Per 23 Juni, tiga sekawan ini memantau banyak orangtua yang anaknya terdepak dari jalur zonasi karena jarak rumah ke sekolah terlalu jauh. Mereka mengonsultasikan bahwa masih ada jalur prestasi dan jalur afirmasi. Justru, jalur afirmasi memiliki kesempatan diterima lebih tinggi, tetapi sejauh ini baru ada 10 orangtua mendaftarkan anak melalui jalur itu.
Persaingan ketat
Persaingan dalam PPDB SMP di Tangsel terbilang cukup ketat. Kepala Dinas Pendidikan Tangsel Taryono, Rabu (17/6/2020), mengungkapkan, tahun 2020 ada 24.000 lulusan SD dan madrasah ibtidaiyah di kota tersebut. Sesuai pengalaman setiap tahun, setengah dari jumlah itu mendaftar ke SMP swasta. Sisanya sebanyak 12.000 anak mendaftar ke SMP negeri yang kuotanya hanya 7.500 bangku.
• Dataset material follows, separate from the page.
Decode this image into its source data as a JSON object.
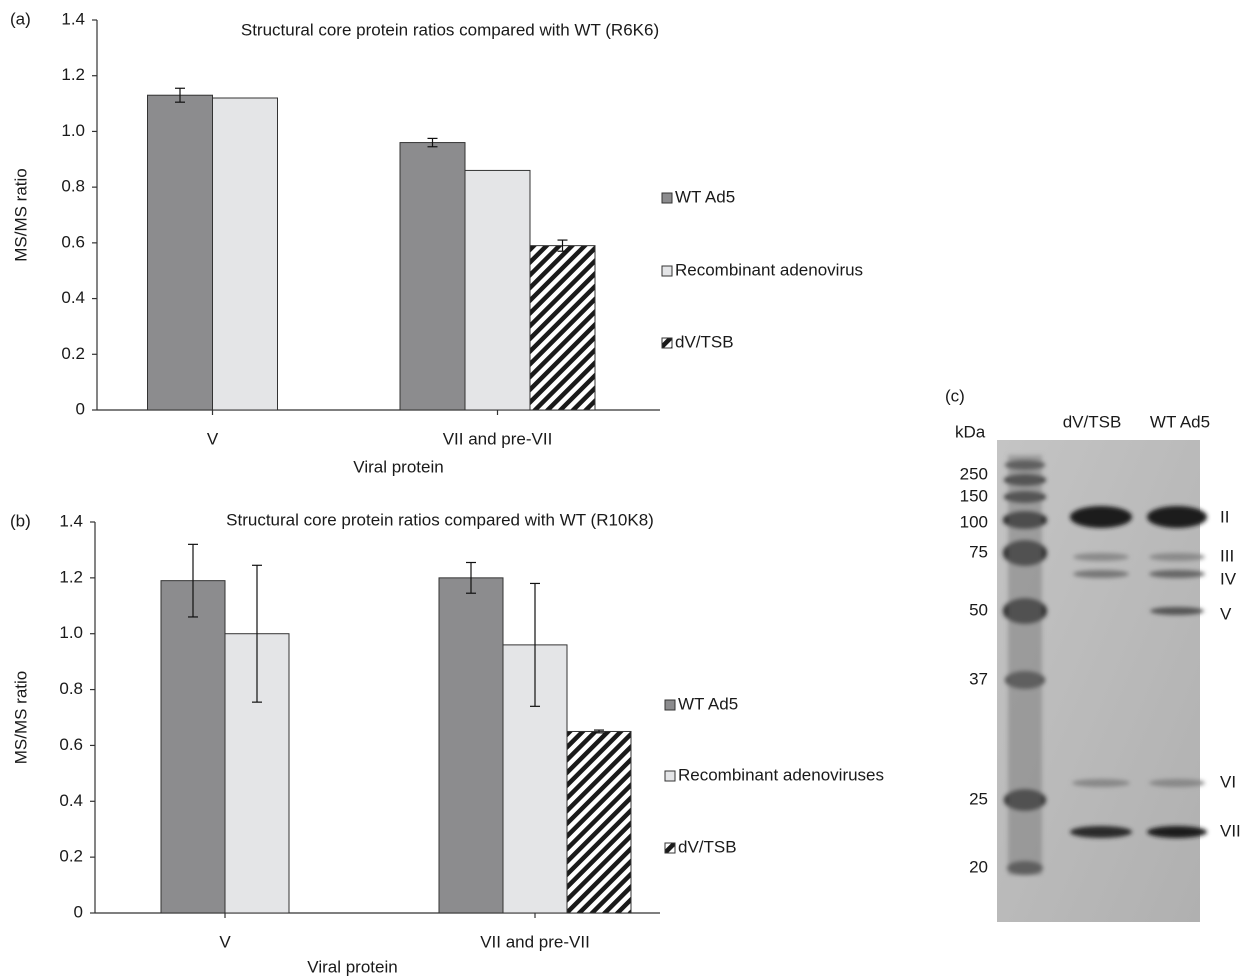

”Pemerintah Tangsel mendorong para orangtua yang berekonomi mampu agar menyekolahkan anak ke sekolah-sekolah swasta. Ada banyak sekolah swasta bermutu di Tangsel dengan ragam biaya yang terjangkau. Sekolah negeri memang diprioritaskan untuk anak-anak dari kalangan ekonomi rentan agar mereka bisa memenuhi Wajib Belajar 12 Tahun,” tuturnya.
Tahun ini, Dinas Pendidikan Tangsel menyelenggarakan PPDB dalam dua gelombang. Gelombang pertama adalah untuk jalur zonasi, afirmasi, dan anak-anak yang orangtuanya dipindahtugaskan ke Tangsel. Ketiga jalur ini mewajibkan orangtua mendaftarkan anak ke sekolah terdekat dari tempat tinggal.
Pengumuman hasil PPDB SMP gelombang pertama pada 26 Juni. Anak yang sudah diterima di SMP negeri diminta melakukan lapor diri dan mendaftar ulang. Jika hal ini tidak dilaksanakan, ia dianggap mengundurkan diri dan tidak diperkenankan mengikuti PPDB gelombang kedua sehingga mau tidak mau harus mendaftar ke sekolah swasta.
Gelombang kedua diperuntukkan bagi anak-anak yang tidak lolos pada gelombang pertama. Di tahapan ini, ada syarat tambahan berupa nilai rapor SD. Dapat pula dilampirkan bukti berbagai prestasi di bidang akademik, olahraga, ataupun seni.
Beruntung ada mahasiswa yang rela membantu para orangtua untuk mendaftarkan anaknya dalam PPDB daring. Setidaknya, aksi sosial mahasiswa tersebut berperan penting mencegah penularan Covid-19 karena orangtua bisa mendaftarkan anaknya sekolah tanpa harus berkerumun di sekolah.